Letting the liturgy speak for itself seems to be an alien concept to the postconciliar generation of priests. So at Mass we have so much explanation that the main purpose of the liturgy would appear to be didactic; even weekday Masses are rarely allowed to proceed uninterrupted; one even finds a homily at Vespers.
I appreciate a good sermon on a Sunday, provided it is well prepared and doesn't take too long. But I don't go to church to be preached at.
Stephen Prothero makes an interesting point in his book "American Jesus - How the Son of God Became a National Icon."
The sermon was extraordinarily popular when it was published in 1741 in the midst of the "Great Awakening." With it's vivid images of hell, Edwards was attempting to scare people into heaven.
A century later, the most popular Protestant hymn was "What A Friend We Have in Jesus," published in 1851.
Interesting contrast in how Americans, specifically, have perceived their relationship with God.
Ironic that in a vernacular Mass we have to have all sorts of stage directions and instructions for Mass. One of the great beauties and wisdom of the EF, is that once the bell is rung for the start of Mass, the celebration of Mass is on autopilot.
A great priest friend of mine, now deceased, taught homiletics at the seminary (he could speak 6 languages, including Latin) advised seminarians never to go over 7 minutes because after that, you lose the attention of the congregation and you are likely repeating yourself. His homilies were simple and straight to the point. How I miss him.
It seems that this might be the best instance for the priest to say the black and do the red with as little personal interpretation as possible. The priest should have preformed a Rite, and not presided over a celebration (or condemnation). As for people committing suicide. The act is often the effect of another illness.

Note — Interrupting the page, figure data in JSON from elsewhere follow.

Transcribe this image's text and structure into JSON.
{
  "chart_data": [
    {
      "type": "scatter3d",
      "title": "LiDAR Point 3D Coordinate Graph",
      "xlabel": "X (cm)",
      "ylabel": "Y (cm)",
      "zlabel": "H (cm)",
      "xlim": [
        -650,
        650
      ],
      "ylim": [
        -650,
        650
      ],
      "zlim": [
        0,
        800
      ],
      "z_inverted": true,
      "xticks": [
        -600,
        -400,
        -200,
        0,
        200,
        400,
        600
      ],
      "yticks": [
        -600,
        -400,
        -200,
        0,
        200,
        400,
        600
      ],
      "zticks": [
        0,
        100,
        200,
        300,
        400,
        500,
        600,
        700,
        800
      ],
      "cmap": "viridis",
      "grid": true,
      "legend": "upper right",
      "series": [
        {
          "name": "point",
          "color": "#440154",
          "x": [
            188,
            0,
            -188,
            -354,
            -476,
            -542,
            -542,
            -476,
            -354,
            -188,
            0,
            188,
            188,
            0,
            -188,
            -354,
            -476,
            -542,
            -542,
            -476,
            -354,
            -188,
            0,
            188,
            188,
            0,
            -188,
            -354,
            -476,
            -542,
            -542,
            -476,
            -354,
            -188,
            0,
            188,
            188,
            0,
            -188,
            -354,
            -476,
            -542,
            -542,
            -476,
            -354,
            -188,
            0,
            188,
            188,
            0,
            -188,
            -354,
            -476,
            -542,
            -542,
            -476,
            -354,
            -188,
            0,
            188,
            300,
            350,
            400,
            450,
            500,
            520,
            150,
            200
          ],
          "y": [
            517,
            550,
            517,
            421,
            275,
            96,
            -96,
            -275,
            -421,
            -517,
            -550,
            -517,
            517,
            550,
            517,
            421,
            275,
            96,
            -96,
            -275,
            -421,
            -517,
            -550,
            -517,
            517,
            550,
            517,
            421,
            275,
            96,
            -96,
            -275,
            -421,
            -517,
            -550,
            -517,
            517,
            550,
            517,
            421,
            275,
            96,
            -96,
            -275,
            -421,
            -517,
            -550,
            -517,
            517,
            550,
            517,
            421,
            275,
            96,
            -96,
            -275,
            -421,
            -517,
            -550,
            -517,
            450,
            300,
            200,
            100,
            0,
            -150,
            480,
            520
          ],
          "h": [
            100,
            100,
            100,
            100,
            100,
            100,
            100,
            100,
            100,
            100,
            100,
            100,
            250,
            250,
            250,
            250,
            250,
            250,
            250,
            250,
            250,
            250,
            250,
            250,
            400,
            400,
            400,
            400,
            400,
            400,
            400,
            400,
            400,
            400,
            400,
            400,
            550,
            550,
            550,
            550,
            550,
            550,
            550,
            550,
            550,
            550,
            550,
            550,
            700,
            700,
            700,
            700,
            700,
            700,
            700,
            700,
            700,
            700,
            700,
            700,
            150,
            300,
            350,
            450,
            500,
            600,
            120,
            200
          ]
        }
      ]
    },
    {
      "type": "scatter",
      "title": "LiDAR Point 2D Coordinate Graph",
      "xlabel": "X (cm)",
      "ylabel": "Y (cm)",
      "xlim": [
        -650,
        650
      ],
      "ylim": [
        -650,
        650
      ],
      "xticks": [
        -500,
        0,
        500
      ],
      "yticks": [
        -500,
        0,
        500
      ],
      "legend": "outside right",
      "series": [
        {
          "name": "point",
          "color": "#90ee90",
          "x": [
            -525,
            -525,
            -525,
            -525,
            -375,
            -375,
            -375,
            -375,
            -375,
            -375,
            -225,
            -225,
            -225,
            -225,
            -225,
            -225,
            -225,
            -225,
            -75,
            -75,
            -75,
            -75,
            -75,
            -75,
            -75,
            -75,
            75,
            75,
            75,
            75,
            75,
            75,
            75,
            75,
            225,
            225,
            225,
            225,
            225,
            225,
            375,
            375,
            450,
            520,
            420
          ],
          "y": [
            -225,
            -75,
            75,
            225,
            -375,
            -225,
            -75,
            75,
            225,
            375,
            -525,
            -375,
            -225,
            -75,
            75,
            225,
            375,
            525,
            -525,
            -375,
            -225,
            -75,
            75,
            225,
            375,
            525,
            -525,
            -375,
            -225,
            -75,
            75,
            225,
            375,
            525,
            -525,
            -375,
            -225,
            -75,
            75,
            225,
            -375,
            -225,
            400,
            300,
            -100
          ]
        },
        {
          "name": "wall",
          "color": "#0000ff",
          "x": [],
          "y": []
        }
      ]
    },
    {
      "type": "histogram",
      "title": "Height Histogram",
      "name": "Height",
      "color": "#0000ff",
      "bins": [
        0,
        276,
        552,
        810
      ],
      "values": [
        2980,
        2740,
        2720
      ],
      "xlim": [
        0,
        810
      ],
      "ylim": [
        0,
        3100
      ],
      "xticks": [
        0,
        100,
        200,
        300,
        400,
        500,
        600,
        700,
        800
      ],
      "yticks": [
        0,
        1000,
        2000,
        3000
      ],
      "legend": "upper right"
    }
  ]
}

Robin Williams death was through suicide.The disease was Lewy body dementia, and that disease had a very long list of symptoms. That does differ from assisted suicide and euthanasia which are conscious and predetermined.

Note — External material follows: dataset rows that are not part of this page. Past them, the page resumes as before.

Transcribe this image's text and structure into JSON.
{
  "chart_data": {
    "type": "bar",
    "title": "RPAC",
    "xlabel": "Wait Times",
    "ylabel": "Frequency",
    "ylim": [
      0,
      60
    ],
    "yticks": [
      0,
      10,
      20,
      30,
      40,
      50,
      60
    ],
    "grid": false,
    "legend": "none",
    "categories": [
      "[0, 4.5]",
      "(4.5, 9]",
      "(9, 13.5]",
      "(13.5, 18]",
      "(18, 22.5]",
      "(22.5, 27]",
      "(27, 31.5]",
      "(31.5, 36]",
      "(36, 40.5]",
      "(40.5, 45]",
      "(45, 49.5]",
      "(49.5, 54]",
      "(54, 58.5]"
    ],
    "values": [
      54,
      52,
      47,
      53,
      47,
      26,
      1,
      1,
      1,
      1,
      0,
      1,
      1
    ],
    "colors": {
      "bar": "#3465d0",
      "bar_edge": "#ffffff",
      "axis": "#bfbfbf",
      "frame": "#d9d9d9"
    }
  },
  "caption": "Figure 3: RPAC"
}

Yes, we are all sinners, but I’ve gone to a fair number of funerals & heard about many more & ive never heard a priest denounced e an adulterer or an alcoholic or a greedy businessman who put profits ahead of people or a glutton who dug his own grave with a knife & fork. Why inflict more pain on a family already victimized by their own son? Or let’s be honest about all of the dearly departed. Was that the pre-Vatican Ii way? I think not.